I liked a lot about this production, with its contemporary take on this difficult play. The performances were all superb and there was strength in depth, as there always is at the National. Deborah Findlay was good as the female steward Flavia, Hilton Macrae did a good job as Apemantus and Paul Bentall, as mentioned before, was magnificent as Lucullus the miser. Simon Russell Beale was an excellent Timon, with his tremendous ability to deliver the lines with clarity and meaning. His attitude towards money was well defined, showing us someone who has never had to check the balance in his account before splashing out on some extravagance or other, but who was also very dependent on others and his own wealth for his self-esteem. I could understand why his servants cared about him and also why he was so easily duped into giving his money away.
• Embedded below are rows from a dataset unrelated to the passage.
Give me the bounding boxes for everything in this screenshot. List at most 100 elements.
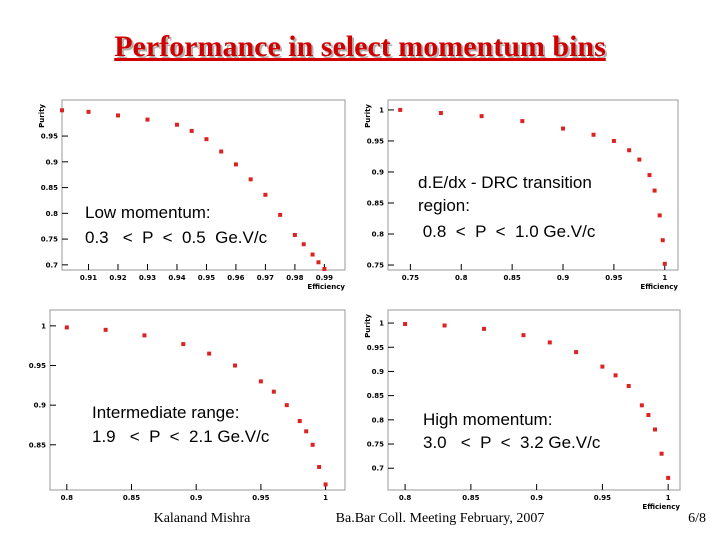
data-point — [637, 157, 642, 162]
x-tick-label: 0.85 — [123, 494, 140, 502]
x-tick-label: 0.9 — [530, 494, 543, 502]
data-point — [316, 260, 321, 265]
y-tick-label: 0.85 — [367, 199, 384, 207]
data-point — [317, 465, 322, 470]
y-tick-label: 0.8 — [372, 231, 385, 239]
data-point — [297, 419, 302, 424]
y-axis-label: Purity — [364, 314, 372, 338]
x-tick-label: 0.95 — [605, 274, 622, 282]
x-tick-label: 0.95 — [198, 274, 215, 282]
data-point — [323, 482, 328, 487]
y-tick-label: 0.9 — [46, 158, 59, 166]
data-point — [627, 148, 632, 153]
data-point — [547, 340, 552, 345]
x-tick-label: 0.99 — [316, 274, 333, 282]
x-tick-label: 0.97 — [257, 274, 274, 282]
y-tick-label: 0.75 — [367, 262, 384, 270]
data-point — [561, 126, 566, 131]
data-point — [116, 113, 121, 118]
footer-meeting: Ba.Bar Coll. Meeting February, 2007 — [336, 511, 545, 526]
data-point — [521, 333, 526, 338]
annotation: 0.3 < P < 0.5 Ge.V/c — [85, 228, 268, 247]
data-point — [60, 108, 64, 113]
data-point — [652, 188, 657, 193]
data-point — [660, 238, 665, 243]
y-tick-label: 0.95 — [29, 362, 46, 370]
x-tick-label: 0.95 — [252, 494, 269, 502]
annotation: 1.9 < P < 2.1 Ge.V/c — [92, 427, 270, 446]
y-tick-label: 0.9 — [372, 368, 385, 376]
plot-frame — [387, 99, 679, 271]
y-tick-label: 0.7 — [372, 465, 385, 473]
data-point — [248, 177, 253, 182]
data-point — [278, 212, 283, 217]
x-tick-label: 0.93 — [139, 274, 156, 282]
data-point — [613, 373, 618, 378]
y-axis-label: Purity — [364, 104, 372, 128]
x-tick-label: 0.98 — [286, 274, 303, 282]
y-tick-label: 0.9 — [372, 168, 385, 176]
data-point — [219, 149, 224, 154]
data-point — [189, 128, 194, 133]
y-tick-label: 0.75 — [367, 441, 384, 449]
x-tick-label: 1 — [323, 494, 328, 502]
plot-frame — [387, 309, 681, 491]
data-point — [301, 242, 306, 247]
y-tick-label: 1 — [379, 106, 384, 114]
x-tick-label: 1 — [666, 494, 671, 502]
data-point — [142, 333, 147, 338]
data-point — [64, 325, 69, 330]
data-point — [639, 403, 644, 408]
annotation: Intermediate range: — [92, 403, 239, 422]
x-tick-label: 0.95 — [594, 494, 611, 502]
data-point — [310, 442, 315, 447]
y-tick-label: 1 — [41, 322, 46, 330]
data-point — [662, 261, 667, 266]
y-tick-label: 0.9 — [34, 402, 47, 410]
chart: 0.7 0.75 0.8 0.85 0.9 0.95 0.91 0.92 0.93 0.94 0.9… — [38, 99, 346, 291]
data-point — [86, 109, 91, 114]
y-tick-label: 0.8 — [46, 210, 59, 218]
data-point — [207, 351, 212, 356]
chart: 0.7 0.75 0.8 0.85 0.9 0.95 1 0.8 0.85 0.9 0.95 1 Pur… — [364, 309, 681, 511]
data-point — [574, 350, 579, 355]
data-point — [482, 326, 487, 331]
data-point — [233, 363, 238, 368]
chart: 0.75 0.8 0.85 0.9 0.95 1 0.75 0.8 0.85 0.9 0.95 1 Pu… — [364, 99, 679, 291]
y-tick-label: 0.7 — [46, 261, 59, 269]
x-tick-label: 0.8 — [455, 274, 468, 282]
footer-page: 6/8 — [688, 511, 706, 526]
x-axis-label: Efficiency — [307, 283, 345, 291]
data-point — [600, 364, 605, 369]
annotation: d.E/dx - DRC transition — [418, 173, 592, 192]
y-tick-label: 0.95 — [367, 137, 384, 145]
data-point — [626, 383, 631, 388]
y-tick-label: 1 — [379, 320, 384, 328]
y-tick-label: 0.75 — [41, 236, 58, 244]
x-tick-label: 0.9 — [557, 274, 570, 282]
y-tick-label: 0.95 — [367, 344, 384, 352]
x-axis-label: Efficiency — [640, 283, 678, 291]
data-point — [174, 122, 179, 127]
y-tick-label: 0.85 — [29, 441, 46, 449]
data-point — [647, 173, 652, 178]
slide-title: Performance in select momentum bins — [114, 30, 606, 63]
data-point — [292, 232, 297, 237]
data-point — [479, 114, 484, 119]
data-point — [263, 192, 268, 197]
annotation: region: — [418, 196, 470, 215]
data-point — [310, 252, 315, 257]
plot-frame — [49, 309, 346, 491]
data-point — [304, 429, 309, 434]
x-axis-label: Efficiency — [642, 503, 680, 511]
x-tick-label: 0.8 — [399, 494, 412, 502]
data-point — [284, 403, 289, 408]
data-point — [103, 327, 108, 332]
data-point — [233, 162, 238, 167]
data-point — [181, 342, 186, 347]
data-point — [403, 322, 408, 327]
data-point — [204, 137, 209, 142]
x-tick-label: 0.91 — [80, 274, 97, 282]
data-point — [520, 119, 525, 124]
The change into angry Timon was also good, although the dialogue does go a bit downhill from then on.
Apart from the severe cuts to Alcibiades’ part, which I felt unbalanced the play a little, I was aware of one potential downside to such a detailed staging; when Timon discovered the gold hidden under the grating, my first thought was that the criminal gang which hid it there would probably want it back before long, and Timon would be well advised to leave it where it lay. Keeping the setting vague and forest-like doesn’t create that problem, but with so much emphasis on present day ‘reality’ it was an inevitable consequence. Not a major problem, of course, but I still found it a distraction from the flow of the story. I have seen productions I’ve preferred to this one, but it was still a good offering, and nice to see this less popular play being staged in the Olivier and getting both full houses and rave reviews! Wonders will never cease.